The men with whom I was associated when we were POW's demonstrated admirable
degrees of spirit, both in quantity and in quality. Existence of adverse
conditions, however, is conducive in bringing forth high degrees of spirit.
When forced by circumstances, man finds he is able to summon spirits he was
unaware even existed deep within his soul. "There are no extraordinary men,
only ordinary men in extraordinary situations." We have all now returned to
freedom and our way of life where it is reassuringly comfortable to rest under
the warmth of complacency. Life in its most meaningful form, however, is
competitive. Yet competition leaves one bare to the pains and anxieties of
failure. Failure is difficult and uncomfortable, and must be re-attacked. The
challenge to accomplish and achieve is always there, and the results rewarding
and satisfying. The road, however, is often difficult and painful, and
complacency is all too inviting.
The same spirit that drove men to greater endurance under captivity can now
lead them beyond complacency to successful accomplishments. It doesn't matter
much whether you succeed in attaining all aspects of your final goals or not,
but rather that you do your best in trying. "Anything worth doing is worth
doing well." The feeling of accomplishment is somewhat void when unaccompanied
by the knowledge that you have done your best. Knowing you have done your
best, however, is somewhat satisfying, even when unaccompanied by
accomplishments. "If you can force your heart and nerve and sinew to serve
your turn long after they are gone, and so hold on when there is nothing left
within you except the will that says to them: Hold on."
Fredric Flom retired from the United States Air Force as a Colonel. He and
his wife Kay resided in Texas until his death.
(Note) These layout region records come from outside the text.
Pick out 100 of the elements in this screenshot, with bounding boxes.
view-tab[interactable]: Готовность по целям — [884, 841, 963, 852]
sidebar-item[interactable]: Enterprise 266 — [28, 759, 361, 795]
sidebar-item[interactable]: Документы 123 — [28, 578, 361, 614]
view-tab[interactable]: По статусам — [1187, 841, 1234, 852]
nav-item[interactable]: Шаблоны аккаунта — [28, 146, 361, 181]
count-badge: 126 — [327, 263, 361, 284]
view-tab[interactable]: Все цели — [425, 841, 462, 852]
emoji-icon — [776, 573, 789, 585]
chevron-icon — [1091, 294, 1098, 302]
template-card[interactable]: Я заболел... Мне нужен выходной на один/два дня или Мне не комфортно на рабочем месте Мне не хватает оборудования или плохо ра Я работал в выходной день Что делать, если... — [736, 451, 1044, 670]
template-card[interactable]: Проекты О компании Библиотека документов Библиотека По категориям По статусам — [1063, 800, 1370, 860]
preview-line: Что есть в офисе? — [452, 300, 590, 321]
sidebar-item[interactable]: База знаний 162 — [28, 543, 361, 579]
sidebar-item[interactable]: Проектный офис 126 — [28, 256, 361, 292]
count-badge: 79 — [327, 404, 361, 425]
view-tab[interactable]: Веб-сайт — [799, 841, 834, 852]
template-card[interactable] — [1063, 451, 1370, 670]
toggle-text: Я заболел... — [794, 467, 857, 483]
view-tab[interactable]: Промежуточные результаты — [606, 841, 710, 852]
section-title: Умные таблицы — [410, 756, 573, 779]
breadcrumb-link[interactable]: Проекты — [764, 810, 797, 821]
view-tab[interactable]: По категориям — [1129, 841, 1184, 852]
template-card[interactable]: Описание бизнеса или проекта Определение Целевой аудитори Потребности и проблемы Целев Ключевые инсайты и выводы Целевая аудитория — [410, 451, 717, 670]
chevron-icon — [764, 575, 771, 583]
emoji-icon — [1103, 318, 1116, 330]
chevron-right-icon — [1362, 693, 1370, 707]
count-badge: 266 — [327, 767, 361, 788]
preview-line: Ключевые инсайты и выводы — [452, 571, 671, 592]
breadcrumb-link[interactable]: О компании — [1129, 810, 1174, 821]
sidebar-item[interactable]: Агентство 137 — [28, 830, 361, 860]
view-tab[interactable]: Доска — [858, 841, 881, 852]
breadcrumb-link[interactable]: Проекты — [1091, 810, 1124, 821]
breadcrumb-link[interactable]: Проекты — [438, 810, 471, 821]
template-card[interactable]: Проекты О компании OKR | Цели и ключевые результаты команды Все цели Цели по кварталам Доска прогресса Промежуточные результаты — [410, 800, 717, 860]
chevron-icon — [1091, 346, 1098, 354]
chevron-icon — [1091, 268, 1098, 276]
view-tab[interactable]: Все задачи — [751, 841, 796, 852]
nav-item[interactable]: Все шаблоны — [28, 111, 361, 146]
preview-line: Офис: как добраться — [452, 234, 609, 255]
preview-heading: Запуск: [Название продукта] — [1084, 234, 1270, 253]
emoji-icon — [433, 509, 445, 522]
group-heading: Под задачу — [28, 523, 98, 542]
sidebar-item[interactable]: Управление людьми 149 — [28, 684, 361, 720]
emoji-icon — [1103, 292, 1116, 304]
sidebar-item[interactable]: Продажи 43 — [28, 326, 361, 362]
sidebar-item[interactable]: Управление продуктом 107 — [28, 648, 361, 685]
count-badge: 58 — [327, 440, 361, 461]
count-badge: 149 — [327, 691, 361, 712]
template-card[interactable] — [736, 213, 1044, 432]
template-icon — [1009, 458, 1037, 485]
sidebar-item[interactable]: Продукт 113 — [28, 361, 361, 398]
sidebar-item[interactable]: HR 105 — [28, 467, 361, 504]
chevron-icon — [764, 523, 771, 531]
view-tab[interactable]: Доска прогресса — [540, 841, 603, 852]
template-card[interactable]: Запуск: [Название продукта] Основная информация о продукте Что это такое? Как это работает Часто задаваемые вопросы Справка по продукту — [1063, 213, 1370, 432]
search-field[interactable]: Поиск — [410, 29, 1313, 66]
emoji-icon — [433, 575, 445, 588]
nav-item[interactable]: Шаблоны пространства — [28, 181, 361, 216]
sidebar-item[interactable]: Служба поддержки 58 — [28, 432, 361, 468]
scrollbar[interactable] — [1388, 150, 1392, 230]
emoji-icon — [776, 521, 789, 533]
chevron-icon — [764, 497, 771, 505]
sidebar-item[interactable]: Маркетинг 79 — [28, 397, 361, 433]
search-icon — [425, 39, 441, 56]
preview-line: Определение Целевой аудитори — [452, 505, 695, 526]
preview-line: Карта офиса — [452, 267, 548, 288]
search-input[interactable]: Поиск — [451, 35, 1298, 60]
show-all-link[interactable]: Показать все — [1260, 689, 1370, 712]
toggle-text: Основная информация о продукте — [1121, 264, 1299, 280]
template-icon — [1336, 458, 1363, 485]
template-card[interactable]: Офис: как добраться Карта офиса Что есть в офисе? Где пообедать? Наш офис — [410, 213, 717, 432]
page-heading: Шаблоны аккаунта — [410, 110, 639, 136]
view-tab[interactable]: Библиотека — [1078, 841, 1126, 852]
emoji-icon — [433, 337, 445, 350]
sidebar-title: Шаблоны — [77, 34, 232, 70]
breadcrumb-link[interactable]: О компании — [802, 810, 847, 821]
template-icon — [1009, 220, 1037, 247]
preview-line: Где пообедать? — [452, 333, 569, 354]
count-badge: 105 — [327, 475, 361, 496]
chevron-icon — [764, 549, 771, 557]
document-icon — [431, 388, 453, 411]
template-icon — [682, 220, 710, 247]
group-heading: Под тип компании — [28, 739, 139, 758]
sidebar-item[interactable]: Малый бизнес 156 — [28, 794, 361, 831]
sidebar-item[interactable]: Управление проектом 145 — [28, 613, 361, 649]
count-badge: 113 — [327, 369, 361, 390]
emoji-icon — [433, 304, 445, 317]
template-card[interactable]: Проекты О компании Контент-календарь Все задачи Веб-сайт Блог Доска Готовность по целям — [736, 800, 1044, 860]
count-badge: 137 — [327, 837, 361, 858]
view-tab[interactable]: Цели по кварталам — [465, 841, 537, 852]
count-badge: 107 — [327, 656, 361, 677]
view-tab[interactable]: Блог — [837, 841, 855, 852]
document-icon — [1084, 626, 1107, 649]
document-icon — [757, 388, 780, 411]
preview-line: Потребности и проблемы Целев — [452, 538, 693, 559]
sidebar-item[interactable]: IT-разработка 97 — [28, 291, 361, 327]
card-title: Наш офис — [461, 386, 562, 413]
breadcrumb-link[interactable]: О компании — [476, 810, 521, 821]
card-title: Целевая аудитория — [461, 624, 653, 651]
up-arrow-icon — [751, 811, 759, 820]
More regarding Fred Flom. This was posted on the F-105 Facebook Page (sent by River Rat Executive Director - Greg Lewis) - "One of the most difficult posts I will make. Col. Fred Flom passed away this morning at his summer lake cabin in Menasha, Wisconsin. Fred told us in January he was taking treatment for lung cancer. A few days later we learned it had spread to his lymphatics. A brief recap of his career, he was shot down in 62-4327 on August 6, 1966 and was taken POW for six and a half years. He was flying on the wing of Jim Kasler who was shot down while capping Flom and taken POW. Fred was with the 354th Takhli and flying his sixtieth or so mission. Upon release in '73, he went through requal in the T-38 at Randolph, then flew F-102's with the Wisconsin Guard for one year. He joined the 301st Carswell and was the only POW shot down in an F-105 to checkout in the airplane after the War. I flew his wing as a Lieutenant. I vividly recall my first flight with him. This flyby may have been our last together. He was a Major and a flight commander in '80, when the picture below was made. He was the 457th Carswell Squadron Commander during more difficult times that lay ahead for all of us. Twenty nine years of service. He flew for American Airlines from about '76 to 2000, retiring as a 767 Captain. He was 81. His wife Kay was at his side as was his daughter Julie, who blessed him with three grandsons, Dakota, Quinn, and Maxwell. One of them is a midshipman at the Naval Academy. I'm sure there will be a family service in Wisconsin. I would like to do something in Dallas or Ft. Worth when Kay returns. Don't know when that will be. What a difference that guy made in my life. I will be posting pictures of Fred and Kay to this post. Some I have yet scanned. Fred's name will remain on the canopy of 62-4346 at Frontiers of Flight Museum, Dallas Love Field as long as I am alive."